Where this goes from here
Chevli at News Corp sees the sell-side agent as a "third channel" that transacts within both direct and programmatic flows. "A lot of the focus has been on how we get an agent to work with Google Ad Manager," he said. "But I see it covering all of those bases."
Milekic from Optable pointed to something more interesting: agents could add a conversational layer to programmatic that captures buyer intent in natural language instead of reducing everything to bid parameters. Traditional programmatic optimizes for price and scale but loses nuance. If agents can negotiate on context and goals, not just CPMs, the whole pricing dynamic could shift.

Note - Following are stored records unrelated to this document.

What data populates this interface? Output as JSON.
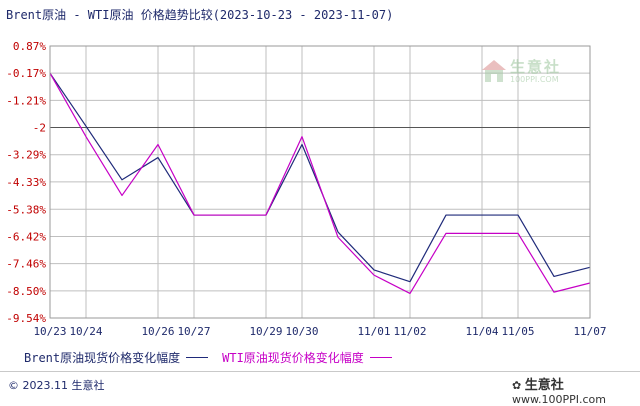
{
  "title": "Brent原油 - WTI原油 价格趋势比较(2023-10-23 - 2023-11-07)",
  "colors": {
    "grid": "#bfbfbf",
    "axis": "#9a9a9a",
    "brent": "#1f2a7a",
    "wti": "#c600c6",
    "zero_line": "#555555"
  },
  "chart_data": {
    "type": "line",
    "x": [
      "10/23",
      "10/24",
      "10/25",
      "10/26",
      "10/27",
      "10/28",
      "10/29",
      "10/30",
      "10/31",
      "11/01",
      "11/02",
      "11/03",
      "11/04",
      "11/05",
      "11/06",
      "11/07"
    ],
    "x_tick_labels": [
      "10/23",
      "10/24",
      "10/26",
      "10/27",
      "10/29",
      "10/30",
      "11/01",
      "11/02",
      "11/04",
      "11/05",
      "11/07"
    ],
    "y_tick_labels": [
      "0.87%",
      "-0.17%",
      "-1.21%",
      "-2",
      "-3.29%",
      "-4.33%",
      "-5.38%",
      "-6.42%",
      "-7.46%",
      "-8.50%",
      "-9.54%"
    ],
    "y_ticks": [
      0.87,
      -0.17,
      -1.21,
      -2.25,
      -3.29,
      -4.33,
      -5.38,
      -6.42,
      -7.46,
      -8.5,
      -9.54
    ],
    "ylim": [
      -9.54,
      0.87
    ],
    "reference_line": -2.25,
    "grid": true,
    "legend_position": "bottom",
    "series": [
      {
        "name": "Brent原油现货价格变化幅度",
        "x": [
          "10/23",
          "10/24",
          "10/25",
          "10/26",
          "10/27",
          "10/28",
          "10/29",
          "10/30",
          "10/31",
          "11/01",
          "11/02",
          "11/03",
          "11/04",
          "11/05",
          "11/06",
          "11/07"
        ],
        "values": [
          -0.17,
          -2.2,
          -4.25,
          -3.4,
          -5.6,
          -5.6,
          -5.6,
          -2.9,
          -6.25,
          -7.7,
          -8.15,
          -5.6,
          -5.6,
          -5.6,
          -7.95,
          -7.6
        ]
      },
      {
        "name": "WTI原油现货价格变化幅度",
        "x": [
          "10/23",
          "10/24",
          "10/25",
          "10/26",
          "10/27",
          "10/28",
          "10/29",
          "10/30",
          "10/31",
          "11/01",
          "11/02",
          "11/03",
          "11/04",
          "11/05",
          "11/06",
          "11/07"
        ],
        "values": [
          -0.17,
          -2.6,
          -4.85,
          -2.9,
          -5.6,
          -5.6,
          -5.6,
          -2.6,
          -6.45,
          -7.9,
          -8.6,
          -6.3,
          -6.3,
          -6.3,
          -8.55,
          -8.2
        ]
      }
    ]
  },
  "watermark": {
    "text": "生意社",
    "sub": "100PPI.COM"
  },
  "footer": {
    "copyright": "© 2023.11 生意社",
    "credit_brand": "生意社",
    "credit_url": "www.100PPI.com"
  }
}
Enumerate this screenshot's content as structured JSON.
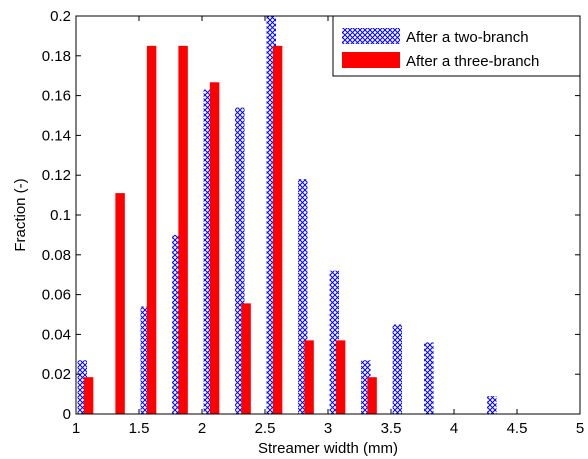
{
  "chart_data": {
    "type": "bar",
    "xlabel": "Streamer width (mm)",
    "ylabel": "Fraction (-)",
    "xlim": [
      1,
      5
    ],
    "ylim": [
      0,
      0.2
    ],
    "xticks": [
      "1",
      "1.5",
      "2",
      "2.5",
      "3",
      "3.5",
      "4",
      "4.5",
      "5"
    ],
    "yticks": [
      "0",
      "0.02",
      "0.04",
      "0.06",
      "0.08",
      "0.1",
      "0.12",
      "0.14",
      "0.16",
      "0.18",
      "0.2"
    ],
    "grid": false,
    "legend_position": "top-right",
    "series": [
      {
        "name": "After a two-branch",
        "pattern": "crosshatch",
        "color": "#0000ff",
        "x": [
          1.05,
          1.3,
          1.55,
          1.8,
          2.05,
          2.3,
          2.55,
          2.8,
          3.05,
          3.3,
          3.55,
          3.8,
          4.05,
          4.3
        ],
        "values": [
          0.027,
          0.0,
          0.054,
          0.09,
          0.163,
          0.154,
          0.2,
          0.118,
          0.072,
          0.027,
          0.045,
          0.036,
          0.0,
          0.009
        ]
      },
      {
        "name": "After a three-branch",
        "pattern": "solid",
        "color": "#ff0000",
        "x": [
          1.1,
          1.35,
          1.6,
          1.85,
          2.1,
          2.35,
          2.6,
          2.85,
          3.1,
          3.35
        ],
        "values": [
          0.0185,
          0.111,
          0.185,
          0.185,
          0.1667,
          0.0556,
          0.185,
          0.037,
          0.037,
          0.0185
        ]
      }
    ]
  }
}
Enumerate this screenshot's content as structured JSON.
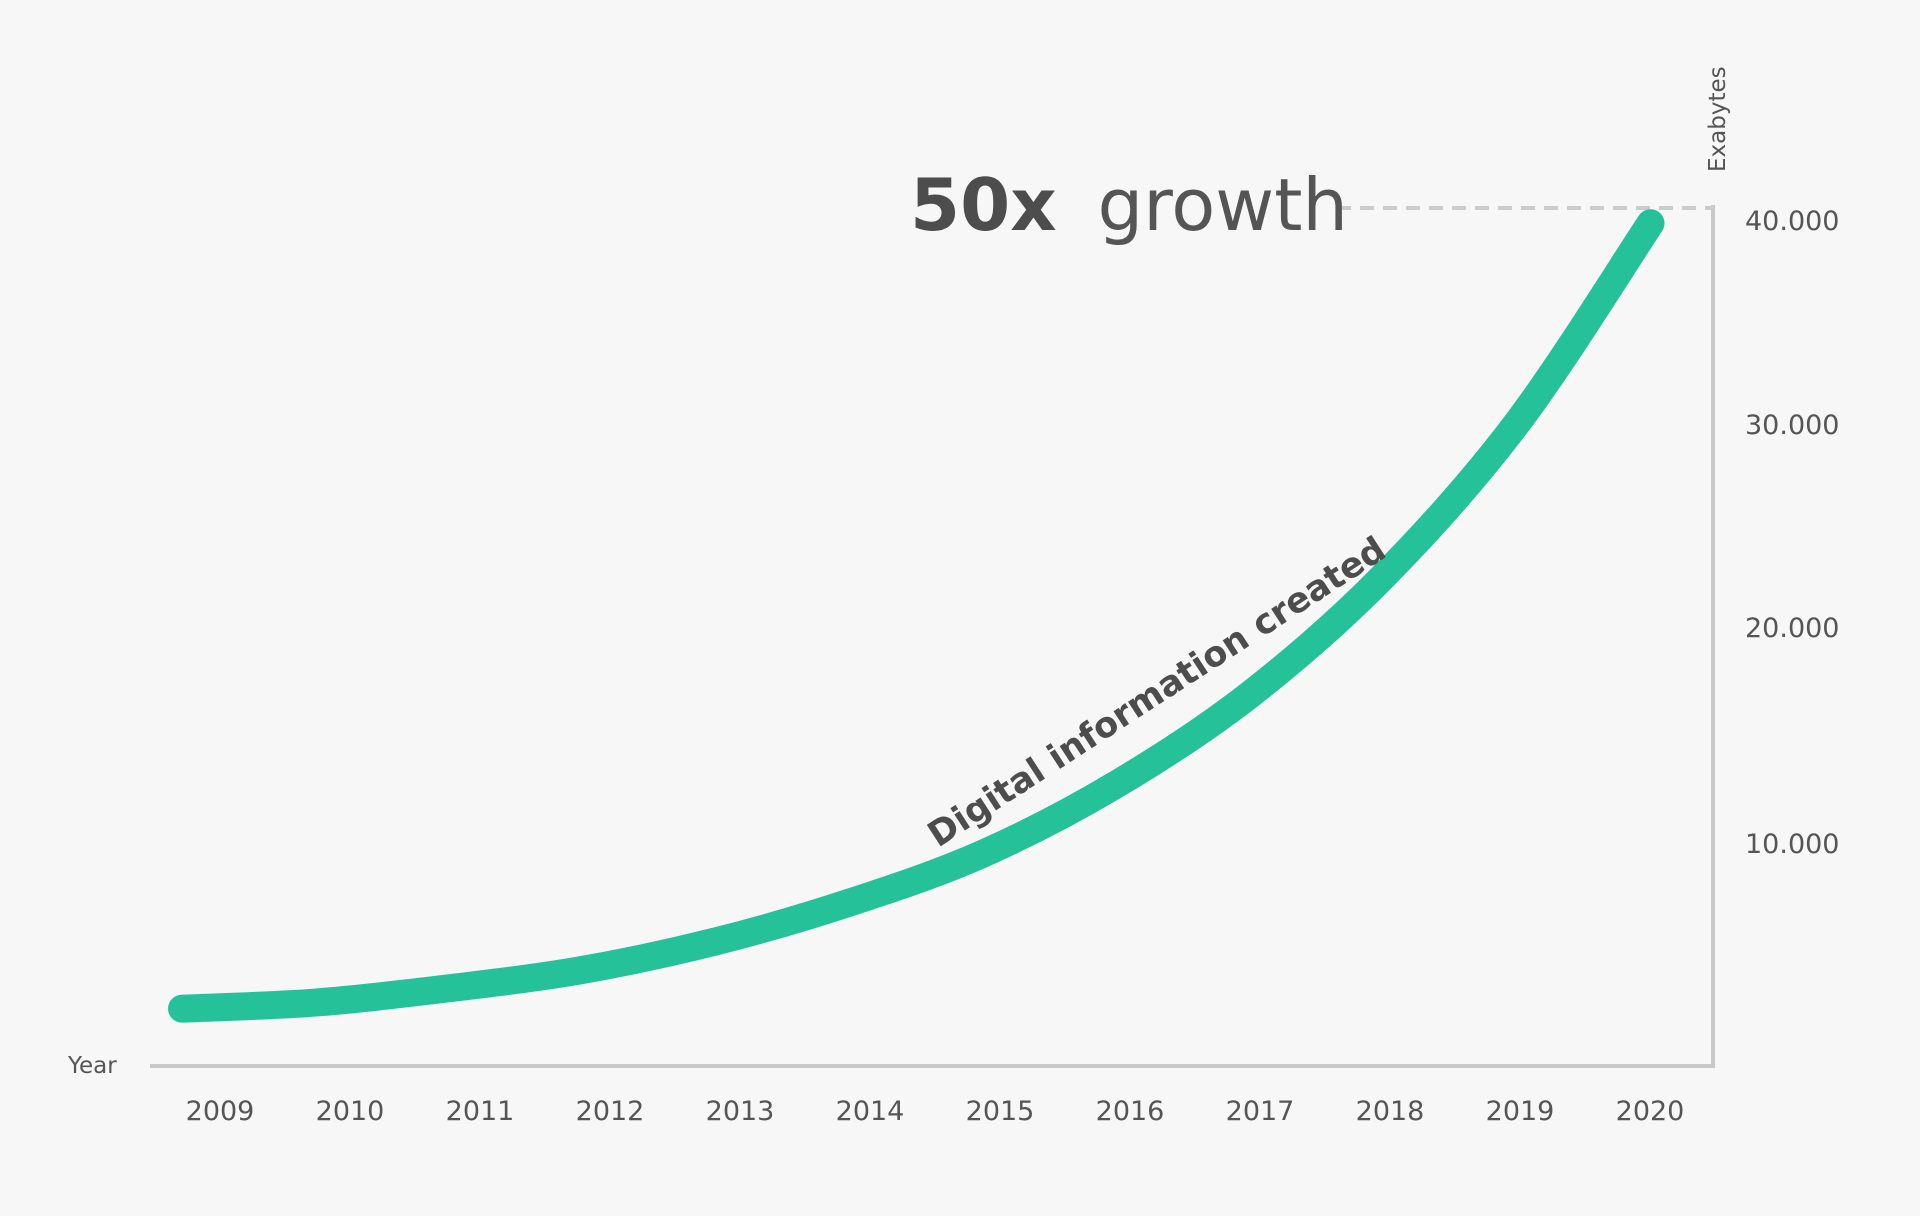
{
  "chart_data": {
    "type": "line",
    "x": [
      "2009",
      "2010",
      "2011",
      "2012",
      "2013",
      "2014",
      "2015",
      "2016",
      "2017",
      "2018",
      "2019",
      "2020"
    ],
    "series": [
      {
        "name": "Digital information created",
        "values": [
          800,
          1100,
          1800,
          2700,
          4100,
          6000,
          8400,
          11800,
          16200,
          22000,
          29500,
          39300
        ]
      }
    ],
    "ylabel": "Exabytes",
    "xlabel": "Year",
    "yticks": [
      "10.000",
      "20.000",
      "30.000",
      "40.000"
    ],
    "ytick_values": [
      10000,
      20000,
      30000,
      40000
    ],
    "ylim": [
      0,
      42000
    ],
    "grid": false,
    "legend": "none",
    "annotation": {
      "bold": "50x",
      "text": "growth",
      "reference_value": 41000
    },
    "colors": {
      "line": "#25c29a",
      "axis": "#c8c8c8",
      "dash": "#cccccc",
      "text": "#555555"
    }
  }
}
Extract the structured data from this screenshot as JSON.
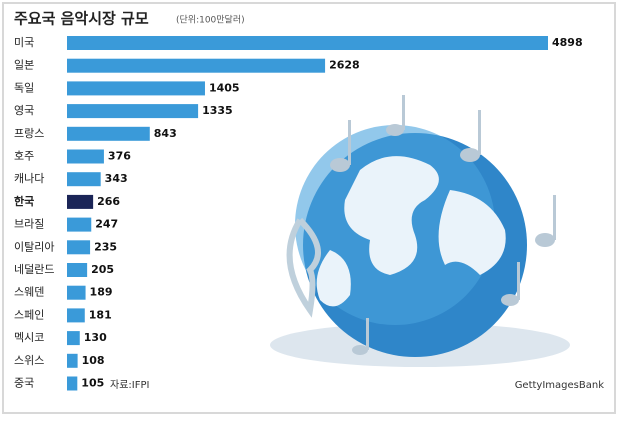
{
  "chart_data": {
    "type": "bar",
    "orientation": "horizontal",
    "title": "주요국 음악시장 규모",
    "subtitle": "(단위:100만달러)",
    "categories": [
      "미국",
      "일본",
      "독일",
      "영국",
      "프랑스",
      "호주",
      "캐나다",
      "한국",
      "브라질",
      "이탈리아",
      "네덜란드",
      "스웨덴",
      "스페인",
      "멕시코",
      "스위스",
      "중국"
    ],
    "values": [
      4898,
      2628,
      1405,
      1335,
      843,
      376,
      343,
      266,
      247,
      235,
      205,
      189,
      181,
      130,
      108,
      105
    ],
    "colors": [
      "#3a9ad9",
      "#3a9ad9",
      "#3a9ad9",
      "#3a9ad9",
      "#3a9ad9",
      "#3a9ad9",
      "#3a9ad9",
      "#1b2557",
      "#3a9ad9",
      "#3a9ad9",
      "#3a9ad9",
      "#3a9ad9",
      "#3a9ad9",
      "#3a9ad9",
      "#3a9ad9",
      "#3a9ad9"
    ],
    "source": "자료:IFPI",
    "credit": "GettyImagesBank"
  }
}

The Weather Company is keeping humans in the loop on final approvals. News Corp is still in the "design phase." Optable is demoing but hasn't published performance data. Nobody is running fully autonomous sell-side agents in production at scale.
But the code is open-source on GitHub. The framework exists. Multiple publishers are testing simultaneously. And the economic incentive, capturing long-tail revenue that currently goes to zero, is real and measurable.
Verdict: sell-side agents are the most credible agentic AI application I've seen in ad tech. Not because the technology is proven, but because the problem it solves (premium inventory getting buried in open auctions, small deals dying from transaction costs) is one I've watched publishers lose money on for a decade. The question isn't whether this works. It's whether publishers will trust a bot to sell their best inventory before someone else's bot buys it at a discount.
Mira Castellano covers ad tech for The Daily Vibe.